= The Mammoth Trilogy =

Series of novels by Stephen Baxter

The Mammoth Trilogy is a series of books by hard science fiction author Stephen Baxter. The books in it were published between 1999 and 2001. It contains the novels Silverhair, Longtusk and Icebones.

An omnibus volume containing all three novels was released in 2004, with the title Behemoth.

==Silverhair==
Silverhair, the first book, was published in 1999. This story is about Silverhair, a female mammoth. On an isolated Russian island near the Arctic Circle, a clan of intelligent mammoths have survived the ice age and into the modern day, though their numbers are dwindling as the climate warms. A group of humans come ashore and start hunting the mammoths. The herd tries to escape and then it fights back. The mammoths are depicted as having near-human intelligence and an oral culture that goes back millions of years.

==Longtusk==
Longtusk is the second book, published in 1999. Set in the far past, when the glaciers are retreating, Longtusk tells the story of the mammoths' early encounters with humanity.

==Icebones==

Cover of the first edition, published Gollancz. Art by Peter Barrett.

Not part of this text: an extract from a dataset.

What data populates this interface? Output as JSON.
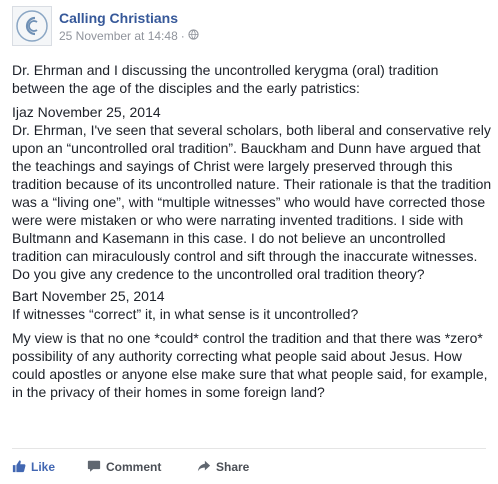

Icebones is the third book, published in 2001. The novel is set in 3000 AD. After colonizing Mars some time ago and planning to populate the terraformed planet with ancient animals from Earth, humans had disappeared. One of the animals now left to fend for themselves is Icebones, daughter of Silverhair, who as the only adult mammoth taken to Mars also has responsibility for the herd.

==Reception==
Kirkus Reviews said in their review that it is "impossible not to cheer for Baxter's plucky pachyderms: a saga that, even at its most improbable, engages the reader's heart and mind." Jackie Cassada, in her review for Library Journal, wrote, "Baxter brings the great creatures of Earth's prehistory to life."